Alcuni degli epici scontri che dovrete affrontare nel corso della storia innescheranno delle sequenze QTE nelle quali dovrete premere con tempismo un determinato tasto; pena in alcuni casi la morte istantanea. Questo tipo di scelta si rivela azzeccata per godere appieno alcuni momenti cruciali degli scontri, dove viene enfatizzata ancora di più la fedele riproduzione delle tecniche peculiari dei personaggi. Le sessioni sono comunque dosate e mai eccessive in modo da non limitare la libertà di azione del giocatore.

La stella della morte

Tocco di classe quello di inserire la stella della morte quando il nostro eroe sarà allo stremo delle sue forze. Potrete utilizzare questo contesto per sfruttare alcuni bonus o talismani e ribaltare le sorti dello scontro.

Tutti in fila indiana

La pregevole fattura del sistema di combattimento spesso viene minata da alcune scelte a mio avviso piuttosto infelici.
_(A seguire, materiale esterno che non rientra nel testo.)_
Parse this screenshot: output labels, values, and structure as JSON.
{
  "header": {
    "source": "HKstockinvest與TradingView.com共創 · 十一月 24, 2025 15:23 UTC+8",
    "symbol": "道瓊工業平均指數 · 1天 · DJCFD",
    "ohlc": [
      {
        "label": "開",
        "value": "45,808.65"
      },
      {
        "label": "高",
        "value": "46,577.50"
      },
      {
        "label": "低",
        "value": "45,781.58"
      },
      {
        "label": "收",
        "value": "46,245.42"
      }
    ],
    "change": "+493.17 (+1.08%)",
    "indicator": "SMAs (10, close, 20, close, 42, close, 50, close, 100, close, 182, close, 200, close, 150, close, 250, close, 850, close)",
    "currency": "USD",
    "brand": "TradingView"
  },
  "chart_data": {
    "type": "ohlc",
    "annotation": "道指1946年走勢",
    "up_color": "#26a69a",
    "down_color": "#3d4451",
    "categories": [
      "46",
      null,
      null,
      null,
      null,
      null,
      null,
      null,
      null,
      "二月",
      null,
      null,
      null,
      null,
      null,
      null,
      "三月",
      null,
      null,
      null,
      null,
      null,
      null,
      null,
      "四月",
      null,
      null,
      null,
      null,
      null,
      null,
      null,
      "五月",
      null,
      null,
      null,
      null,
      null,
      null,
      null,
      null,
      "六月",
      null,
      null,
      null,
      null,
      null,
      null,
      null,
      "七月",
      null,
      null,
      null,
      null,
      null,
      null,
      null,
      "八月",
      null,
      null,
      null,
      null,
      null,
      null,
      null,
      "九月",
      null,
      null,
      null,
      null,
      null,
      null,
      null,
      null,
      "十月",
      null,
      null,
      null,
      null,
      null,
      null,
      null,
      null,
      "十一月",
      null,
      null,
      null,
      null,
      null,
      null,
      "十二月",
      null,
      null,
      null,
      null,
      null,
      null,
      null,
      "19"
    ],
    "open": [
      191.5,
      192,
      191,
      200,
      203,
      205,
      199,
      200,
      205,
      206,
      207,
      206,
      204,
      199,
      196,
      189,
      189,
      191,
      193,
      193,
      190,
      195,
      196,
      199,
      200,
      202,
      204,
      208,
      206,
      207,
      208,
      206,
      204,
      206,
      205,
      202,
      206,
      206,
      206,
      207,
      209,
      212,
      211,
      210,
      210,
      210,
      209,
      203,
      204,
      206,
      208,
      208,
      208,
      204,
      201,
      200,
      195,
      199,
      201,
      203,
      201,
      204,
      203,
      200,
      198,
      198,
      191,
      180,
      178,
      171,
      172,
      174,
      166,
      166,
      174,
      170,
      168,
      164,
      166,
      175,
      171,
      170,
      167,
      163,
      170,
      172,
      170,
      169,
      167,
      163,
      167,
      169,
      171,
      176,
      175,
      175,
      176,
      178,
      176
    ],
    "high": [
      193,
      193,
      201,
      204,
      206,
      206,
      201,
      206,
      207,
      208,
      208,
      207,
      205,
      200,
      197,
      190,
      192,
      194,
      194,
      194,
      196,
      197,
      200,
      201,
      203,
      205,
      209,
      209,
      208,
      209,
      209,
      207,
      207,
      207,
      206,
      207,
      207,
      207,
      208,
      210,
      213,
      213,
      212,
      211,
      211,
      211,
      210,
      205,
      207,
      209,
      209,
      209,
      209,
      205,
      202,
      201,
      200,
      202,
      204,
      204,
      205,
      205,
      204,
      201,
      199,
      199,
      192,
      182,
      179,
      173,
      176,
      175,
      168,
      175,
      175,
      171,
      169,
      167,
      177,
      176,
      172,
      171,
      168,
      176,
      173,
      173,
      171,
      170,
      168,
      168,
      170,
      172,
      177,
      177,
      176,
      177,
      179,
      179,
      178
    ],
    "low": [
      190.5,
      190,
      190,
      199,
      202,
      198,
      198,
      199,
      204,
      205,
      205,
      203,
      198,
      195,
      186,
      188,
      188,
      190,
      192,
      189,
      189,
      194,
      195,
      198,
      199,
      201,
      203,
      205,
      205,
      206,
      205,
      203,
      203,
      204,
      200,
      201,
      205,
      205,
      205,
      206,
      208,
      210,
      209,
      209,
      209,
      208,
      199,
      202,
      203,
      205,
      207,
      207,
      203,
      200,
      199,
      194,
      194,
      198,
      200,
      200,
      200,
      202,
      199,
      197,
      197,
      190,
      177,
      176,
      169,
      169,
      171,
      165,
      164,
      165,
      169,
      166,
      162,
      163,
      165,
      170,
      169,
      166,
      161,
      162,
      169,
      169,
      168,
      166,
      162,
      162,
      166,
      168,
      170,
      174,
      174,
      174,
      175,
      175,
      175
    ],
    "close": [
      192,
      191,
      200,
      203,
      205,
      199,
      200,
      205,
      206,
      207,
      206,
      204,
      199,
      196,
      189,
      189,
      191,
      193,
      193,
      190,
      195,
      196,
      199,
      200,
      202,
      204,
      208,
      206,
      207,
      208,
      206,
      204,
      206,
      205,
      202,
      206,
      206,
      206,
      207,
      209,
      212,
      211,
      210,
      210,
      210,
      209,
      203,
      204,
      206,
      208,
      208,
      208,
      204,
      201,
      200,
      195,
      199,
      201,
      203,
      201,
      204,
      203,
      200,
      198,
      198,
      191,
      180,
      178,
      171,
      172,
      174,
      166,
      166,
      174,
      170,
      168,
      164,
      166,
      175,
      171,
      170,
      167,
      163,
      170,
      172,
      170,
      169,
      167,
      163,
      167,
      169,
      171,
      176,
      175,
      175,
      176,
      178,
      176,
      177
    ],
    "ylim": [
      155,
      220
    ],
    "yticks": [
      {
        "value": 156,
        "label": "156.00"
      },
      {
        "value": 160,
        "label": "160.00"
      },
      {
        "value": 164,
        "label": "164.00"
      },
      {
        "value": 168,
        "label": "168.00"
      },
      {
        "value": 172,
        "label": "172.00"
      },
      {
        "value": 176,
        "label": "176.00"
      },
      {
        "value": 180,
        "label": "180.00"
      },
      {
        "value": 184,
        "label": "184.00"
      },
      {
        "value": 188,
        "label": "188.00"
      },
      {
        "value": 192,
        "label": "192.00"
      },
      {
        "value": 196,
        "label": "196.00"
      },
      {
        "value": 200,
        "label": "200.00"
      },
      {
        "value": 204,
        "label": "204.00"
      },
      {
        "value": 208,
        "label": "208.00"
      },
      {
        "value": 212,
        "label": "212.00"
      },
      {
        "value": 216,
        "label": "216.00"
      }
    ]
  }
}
Spesso vi troverete ad affrontare intere squadre di malviventi; nonostante questo i nemici vi attaccheranno singolarmente o quasi e mai in gruppo. Spesso si ha la sensazione di potersi muovere liberamente tra i nemici senza essere realmente in pericolo. I moveset dei nemici sono spesso preimpostati e ripetitivi dandovi modo di capire in anticipo lo mosse e poterle contrastare con il giusto tempismo.
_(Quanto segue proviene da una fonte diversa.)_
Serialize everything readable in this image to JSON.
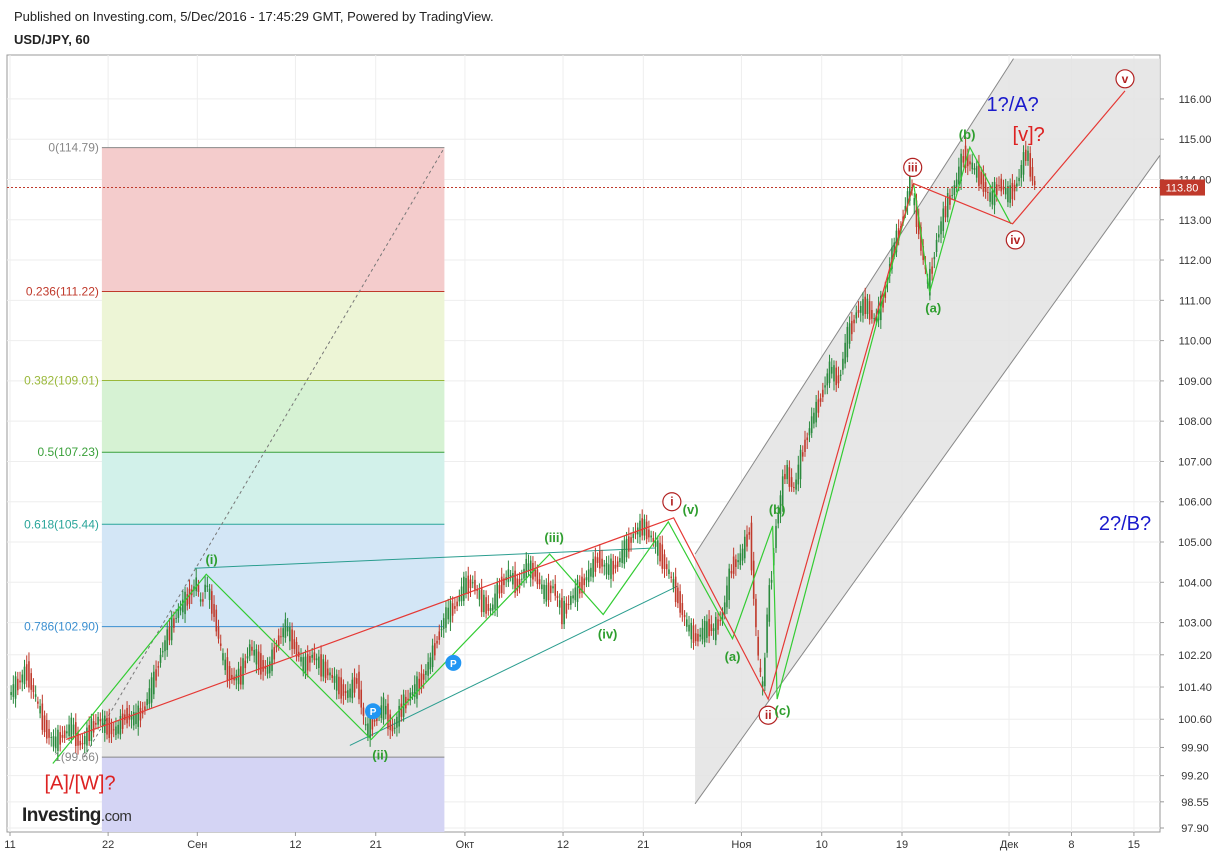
{
  "header": {
    "published": "Published on Investing.com, 5/Dec/2016 - 17:45:29 GMT, Powered by TradingView.",
    "symbol": "USD/JPY, 60"
  },
  "logo": {
    "brand": "Investing",
    "suffix": ".com"
  },
  "chart_data": {
    "type": "line",
    "title": "USD/JPY, 60",
    "y_axis": {
      "ticks": [
        "97.90",
        "98.55",
        "99.20",
        "99.90",
        "100.60",
        "101.40",
        "102.20",
        "103.00",
        "104.00",
        "105.00",
        "106.00",
        "107.00",
        "108.00",
        "109.00",
        "110.00",
        "111.00",
        "112.00",
        "113.00",
        "114.00",
        "115.00",
        "116.00"
      ],
      "ylim": [
        97.9,
        116.5
      ],
      "last_price": "113.80"
    },
    "x_axis": {
      "ticks": [
        {
          "label": "11",
          "day": 0
        },
        {
          "label": "22",
          "day": 11
        },
        {
          "label": "Сен",
          "day": 21
        },
        {
          "label": "12",
          "day": 32
        },
        {
          "label": "21",
          "day": 41
        },
        {
          "label": "Окт",
          "day": 51
        },
        {
          "label": "12",
          "day": 62
        },
        {
          "label": "21",
          "day": 71
        },
        {
          "label": "Ноя",
          "day": 82
        },
        {
          "label": "10",
          "day": 91
        },
        {
          "label": "19",
          "day": 100
        },
        {
          "label": "Дек",
          "day": 112
        },
        {
          "label": "8",
          "day": 119
        },
        {
          "label": "15",
          "day": 126
        }
      ]
    },
    "price_path": [
      [
        0,
        101.2
      ],
      [
        2,
        101.8
      ],
      [
        3,
        101.1
      ],
      [
        4,
        100.4
      ],
      [
        5,
        100.0
      ],
      [
        6,
        100.2
      ],
      [
        7,
        100.4
      ],
      [
        8,
        99.95
      ],
      [
        9,
        100.3
      ],
      [
        10,
        100.6
      ],
      [
        11,
        100.4
      ],
      [
        12,
        100.3
      ],
      [
        13,
        100.7
      ],
      [
        14,
        100.6
      ],
      [
        15,
        100.8
      ],
      [
        16,
        101.4
      ],
      [
        17,
        102.2
      ],
      [
        18,
        102.8
      ],
      [
        19,
        103.3
      ],
      [
        20,
        103.6
      ],
      [
        21,
        104.0
      ],
      [
        21.5,
        103.4
      ],
      [
        22,
        104.0
      ],
      [
        23,
        103.2
      ],
      [
        24,
        102.0
      ],
      [
        25,
        101.6
      ],
      [
        26,
        101.7
      ],
      [
        27,
        102.4
      ],
      [
        28,
        102.0
      ],
      [
        29,
        101.8
      ],
      [
        30,
        102.5
      ],
      [
        31,
        102.9
      ],
      [
        32,
        102.4
      ],
      [
        33,
        101.9
      ],
      [
        34,
        102.2
      ],
      [
        35,
        101.9
      ],
      [
        36,
        101.7
      ],
      [
        37,
        101.4
      ],
      [
        38,
        101.2
      ],
      [
        39,
        101.6
      ],
      [
        40,
        100.3
      ],
      [
        41,
        100.6
      ],
      [
        42,
        100.9
      ],
      [
        43,
        100.3
      ],
      [
        44,
        100.9
      ],
      [
        45,
        101.2
      ],
      [
        46,
        101.5
      ],
      [
        47,
        101.9
      ],
      [
        48,
        102.6
      ],
      [
        49,
        103.2
      ],
      [
        50,
        103.4
      ],
      [
        51,
        103.9
      ],
      [
        52,
        104.0
      ],
      [
        53,
        103.5
      ],
      [
        54,
        103.3
      ],
      [
        55,
        103.9
      ],
      [
        56,
        104.2
      ],
      [
        57,
        103.9
      ],
      [
        58,
        104.4
      ],
      [
        59,
        104.2
      ],
      [
        60,
        103.7
      ],
      [
        61,
        103.9
      ],
      [
        62,
        103.2
      ],
      [
        63,
        103.6
      ],
      [
        64,
        103.9
      ],
      [
        65,
        104.2
      ],
      [
        66,
        104.6
      ],
      [
        67,
        104.3
      ],
      [
        68,
        104.4
      ],
      [
        69,
        104.8
      ],
      [
        70,
        105.2
      ],
      [
        71,
        105.4
      ],
      [
        72,
        105.1
      ],
      [
        73,
        104.7
      ],
      [
        74,
        104.2
      ],
      [
        75,
        103.6
      ],
      [
        76,
        102.9
      ],
      [
        77,
        102.6
      ],
      [
        78,
        102.8
      ],
      [
        78.5,
        102.9
      ],
      [
        79,
        102.8
      ],
      [
        80,
        103.2
      ],
      [
        81,
        104.4
      ],
      [
        82,
        104.6
      ],
      [
        83,
        105.3
      ],
      [
        84,
        102.0
      ],
      [
        84.5,
        101.3
      ],
      [
        85,
        103.2
      ],
      [
        86,
        105.4
      ],
      [
        87,
        106.8
      ],
      [
        88,
        106.3
      ],
      [
        89,
        107.3
      ],
      [
        90,
        108.0
      ],
      [
        91,
        108.6
      ],
      [
        92,
        109.3
      ],
      [
        93,
        109.0
      ],
      [
        94,
        110.1
      ],
      [
        95,
        110.7
      ],
      [
        96,
        110.9
      ],
      [
        97,
        110.5
      ],
      [
        98,
        111.0
      ],
      [
        99,
        112.2
      ],
      [
        100,
        112.9
      ],
      [
        101,
        113.9
      ],
      [
        102,
        112.7
      ],
      [
        103,
        111.3
      ],
      [
        104,
        112.5
      ],
      [
        105,
        113.3
      ],
      [
        106,
        113.8
      ],
      [
        107,
        114.6
      ],
      [
        108,
        114.3
      ],
      [
        109,
        114.0
      ],
      [
        110,
        113.5
      ],
      [
        111,
        113.9
      ],
      [
        112,
        113.6
      ],
      [
        113,
        113.9
      ],
      [
        114,
        114.7
      ],
      [
        115,
        113.8
      ]
    ],
    "fibonacci": {
      "levels": [
        {
          "label": "0(114.79)",
          "value": 114.79,
          "color": "#888888",
          "fill": "#f4cccc"
        },
        {
          "label": "0.236(111.22)",
          "value": 111.22,
          "color": "#c0392b",
          "fill": "#edf5d6"
        },
        {
          "label": "0.382(109.01)",
          "value": 109.01,
          "color": "#9ab83a",
          "fill": "#d6f2d3"
        },
        {
          "label": "0.5(107.23)",
          "value": 107.23,
          "color": "#3aa03a",
          "fill": "#d2f1ea"
        },
        {
          "label": "0.618(105.44)",
          "value": 105.44,
          "color": "#2aa59a",
          "fill": "#d3e6f6"
        },
        {
          "label": "0.786(102.90)",
          "value": 102.9,
          "color": "#3b8fd0",
          "fill": "#e6e6e6"
        },
        {
          "label": "1(99.66)",
          "value": 99.66,
          "color": "#888888",
          "fill": "#d4d4f4"
        }
      ]
    },
    "annotations": {
      "wave_1_A": "1?/A?",
      "wave_v_bracket": "[v]?",
      "wave_2_B": "2?/B?",
      "wave_A_W": "[A]/[W]?",
      "circled_i": "i",
      "circled_ii": "ii",
      "circled_iii": "iii",
      "circled_iv": "iv",
      "circled_v": "v",
      "minor_i": "(i)",
      "minor_ii": "(ii)",
      "minor_iii": "(iii)",
      "minor_iv": "(iv)",
      "minor_v": "(v)",
      "sub_a_1": "(a)",
      "sub_b_1": "(b)",
      "sub_c_1": "(c)",
      "sub_a_2": "(a)",
      "sub_b_2": "(b)",
      "pivot_marker": "P"
    },
    "colors": {
      "candle_up": "#2b8a3e",
      "candle_down": "#c0392b",
      "red_wave": "#e53935",
      "green_wave": "#33cc33",
      "teal_line": "#2a9d8f",
      "channel_fill": "#e3e3e3",
      "price_label_bg": "#c0392b"
    }
  }
}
Lock on e difesa da rivedere

Il sistema di Lock On non sempre aggancia il bersaglio desiderato nel modo corretto diventando ogni tanto inutile e controproducente. La telecamera spesso sarà vostra nemica specie quando ci saranno gruppi di nemici numerosi. Alle parate piuttosto macchinose spesso preferirete le schivate, più efficaci e semplici da gestire. Ottimo invece il reparto audio, le musiche di sottofondo e gli effetti sonori negli scontri sono di qualità. Il doppiaggio in lingua giapponese è eccellente anche per la presenza di alcuni doppiatori della serie Yakuza. Più che apprezzabile comunque anche quello in inglese. Inspiegabile la mancanza della sigla originale.

La longevità conta

Per completarlo ho impiegato circa 20 ore. Il tempo raddoppia tranquillamente se volete completarlo in ogni sua piccola parte. Il gioco è ricchissimo di contenuti aggiuntivi oltre alla storia principale. Purtroppo come abbiamo già sottolineato alcune attività secondarie e mini-giochi potrebbero risultare piuttosto noiosi dopo un po’. Ci sono circa 80 storie secondarie da portare a termine e 59 trofei da sbloccare per poter platinare il gioco.

Com’è dura l’avventura

Portare a termine l’avventura senza avere livellato in maniera bilanciata il nostro eroe non sarà per niente semplice. La parte che precede l’ultimo scontro sarà ostica per molti obbligandovi al grinding per livellare o ad abbassare la difficoltà per aumentare le vostre possibilità di vittoria. Ricordate che il gioco utilizza dei salvataggi fissi quindi una volta morti ricomincerete dall’ultimo checkpoint disponibile. Al termine sbloccherete la possibilità di riprendere il gioco in modalità free completando le missioni mancanti. Sbloccherete inoltre un nuovo livello di difficoltà.

Conclusione

Fist of The North Star: Lost Paradise è lontano dall’essere il gioco di Kenshiro perfetto che tutti avremmo sognato. Tuttavia è un must have per tutti gli amanti della serie e anche per chi cerca una formula in parte nuova caratterizzata da una forte attenzione per il sistema di combattimento. Un comparto tecnico datato unita alla piattezza di alcune locazioni abbassano notevolmente la qualità generale dell’opera. Si tratta pur sempre del miglior capitolo della serie. La mancata localizzazione in italiano potrebbe rivelarsi un problema per chi non mastica la lingua inglese. Ancora una volta Kenshiro è chiamato a combattere in nome dell’amore per Yuria e niente e nessuno riuscirà a fermarlo.